Nuove sanzioni statunitensi minacciano l’economia del Venezuela
Il blocco totale delle petroliere sottoposte a sanzioni dirette o provenienti dal Venezuela, ordinato mercoledì dal presidente statunitense Donald Trump, potrebbe generare enormi problemi all’economia del regime di Nicolás Maduro, riporta Attuale. Non è ancora chiaro come verrà attuato, ma se effettivamente interrompesse le vendite di petrolio venezuelano, ridurrebbe drasticamente le entrate statali del paese. Il Venezuela, fortemente dipendente dal petrolio per finanziare la spesa pubblica e acquisire beni fondamentali come cibo e medicine, si trova in una crisi economica già profonda e di lunga durata.
Le esportazioni di petrolio rappresentano una risorsa vitale per il governo di Maduro, il quale Trump sta cercando di rovesciare. L’amministrazione statunitense mira a colpire il petrolio come parte della strategia per destabilizzare il regime in carica e potenzialmente riattivare interessi commerciali vantaggiosi per gli Stati Uniti.
Dal 1976, il settore petrolifero è gestito dalla compagnia statale Petróleos de Venezuela Sociedad Anónima (PDVSA), sanzionata dagli Stati Uniti fin dal 2017, complicando ulteriormente le esportazioni e i rapporti con aziende statunitensi. Con l’eccezione della multinazionale Chevron, che ha ottenuto un’esenzione dalle sanzioni nel 2022, il resto delle operazioni petrolifere statunitensi in Venezuela è stato sostanzialmente limitato. Chevron continua a operare nel paese, ma le recenti decisioni politiche riducono drasticamente la sua libertà operativa.
Attualmente, il Venezuela possiede le riserve di petrolio più grandi al mondo, pari a circa il 17% del totale globale, superiori a quelle dell’Arabia Saudita. Tuttavia, le entrate petrolifere sono crollate nel tempo, passando da 120 miliardi di dollari nel 2012 a soli 20 miliardi all’anno, aggravando ulteriormente la crisi che il Fondo Monetario Internazionale ha definito “la più grave di un paese non in guerra” negli ultimi cinquant’anni. Questo declino ha spinto milioni di venezuelani a emigrare verso nazioni vicine in cerca di una vita migliore.

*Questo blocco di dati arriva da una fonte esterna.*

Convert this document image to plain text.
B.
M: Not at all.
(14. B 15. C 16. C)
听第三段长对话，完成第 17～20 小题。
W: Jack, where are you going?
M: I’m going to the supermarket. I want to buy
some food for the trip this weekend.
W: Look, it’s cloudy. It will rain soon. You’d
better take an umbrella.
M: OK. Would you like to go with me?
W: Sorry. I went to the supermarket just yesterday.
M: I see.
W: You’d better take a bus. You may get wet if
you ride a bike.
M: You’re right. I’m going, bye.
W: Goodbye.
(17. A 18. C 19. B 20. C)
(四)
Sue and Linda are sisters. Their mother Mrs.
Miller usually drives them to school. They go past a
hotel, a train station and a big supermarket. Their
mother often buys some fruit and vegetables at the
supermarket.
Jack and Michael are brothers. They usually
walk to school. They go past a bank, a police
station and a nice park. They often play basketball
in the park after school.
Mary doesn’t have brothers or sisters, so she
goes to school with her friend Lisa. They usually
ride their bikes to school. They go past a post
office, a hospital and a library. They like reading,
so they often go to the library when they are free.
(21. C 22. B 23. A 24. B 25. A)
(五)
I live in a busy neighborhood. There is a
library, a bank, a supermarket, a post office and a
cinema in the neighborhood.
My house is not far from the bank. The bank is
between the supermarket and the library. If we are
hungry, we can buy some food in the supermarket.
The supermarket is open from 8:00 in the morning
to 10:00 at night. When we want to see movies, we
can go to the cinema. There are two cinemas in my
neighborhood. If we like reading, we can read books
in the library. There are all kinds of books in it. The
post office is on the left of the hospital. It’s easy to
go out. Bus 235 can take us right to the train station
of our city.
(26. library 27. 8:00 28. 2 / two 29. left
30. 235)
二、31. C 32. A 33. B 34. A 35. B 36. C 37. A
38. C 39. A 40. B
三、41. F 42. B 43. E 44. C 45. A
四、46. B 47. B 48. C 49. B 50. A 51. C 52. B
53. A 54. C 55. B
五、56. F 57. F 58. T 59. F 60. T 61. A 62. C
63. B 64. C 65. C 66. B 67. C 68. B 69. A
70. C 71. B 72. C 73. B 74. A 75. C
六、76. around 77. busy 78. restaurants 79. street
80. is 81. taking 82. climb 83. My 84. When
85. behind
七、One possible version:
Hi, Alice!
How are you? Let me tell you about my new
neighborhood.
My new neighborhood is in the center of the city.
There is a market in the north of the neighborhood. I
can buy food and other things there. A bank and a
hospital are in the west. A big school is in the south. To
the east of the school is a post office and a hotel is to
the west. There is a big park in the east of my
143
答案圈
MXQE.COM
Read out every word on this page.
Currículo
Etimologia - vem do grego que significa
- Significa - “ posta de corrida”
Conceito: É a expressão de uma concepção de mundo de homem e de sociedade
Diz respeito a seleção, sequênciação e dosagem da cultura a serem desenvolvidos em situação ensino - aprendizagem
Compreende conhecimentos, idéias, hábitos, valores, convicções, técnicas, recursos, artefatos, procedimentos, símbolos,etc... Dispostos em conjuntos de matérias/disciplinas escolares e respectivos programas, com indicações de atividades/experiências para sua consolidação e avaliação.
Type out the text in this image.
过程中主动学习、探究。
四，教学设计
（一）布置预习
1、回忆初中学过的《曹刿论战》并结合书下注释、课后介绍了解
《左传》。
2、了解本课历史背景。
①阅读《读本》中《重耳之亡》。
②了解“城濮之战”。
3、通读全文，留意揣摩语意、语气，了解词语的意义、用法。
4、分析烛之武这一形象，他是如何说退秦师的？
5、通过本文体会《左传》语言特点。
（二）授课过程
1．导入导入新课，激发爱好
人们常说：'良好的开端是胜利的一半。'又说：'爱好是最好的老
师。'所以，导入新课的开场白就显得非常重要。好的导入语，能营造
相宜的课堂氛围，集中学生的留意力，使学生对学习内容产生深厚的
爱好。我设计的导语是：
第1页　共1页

Fra le cause dell’incremento della crisi ci sono una serie di fattori, tra cui la cattiva gestione dei giacimenti e la corruzione, unite alle sanzioni statunitensi e al crollo del prezzo del petrolio rispetto ai picchi storici del 2011-2013. Malgrado le difficoltà, il settore petrolifero continua a rappresentare l’88% delle esportazioni del paese, con i prodotti legati al greggio che occupano la parte restante.
La situazione economica attuale è paragonata a quella che si verificò nei Paesi Bassi negli anni ’70 a seguito della scoperta di vasti giacimenti di gas naturale, un fenomeno noto come “malattia dei Paesi Bassi”. La dipendenza da una sola risorsa ha portato a una stagnazione della crescita economica in altri settori, creando un circolo vizioso di deindustrializzazione e vulnerabilità economica.
Le vendite di petrolio venezuelano sono ora principalmente dirette verso la Cina, che acquista l’81% delle esportazioni, mentre gli Stati Uniti si assicurano il 17% delle forniture grazie a Chevron. La compagnia ha recentemente firmato contratti per aumentare la propria produzione e stabilità all’interno del paese, nonostante le critiche ricevute sia dall’opposizione che dai gruppi di cittadini.
Con queste nuove sanzioni, le conseguenze economiche sul Venezuela si preannunciano gravi, mentre la lotta per il controllo delle risorse e l’instabilità politica continuano a caratterizzare il panorama venezuelano.
Incredibile come la situazione del Venezuela diventi sempre più drammatica. Le sanzioni USA non faranno altro che peggiorare la vita di milioni di persone già in difficoltà. È una spirale senza fine, in cui chi paga sono sempre i più vulnerabili… Che tristezza!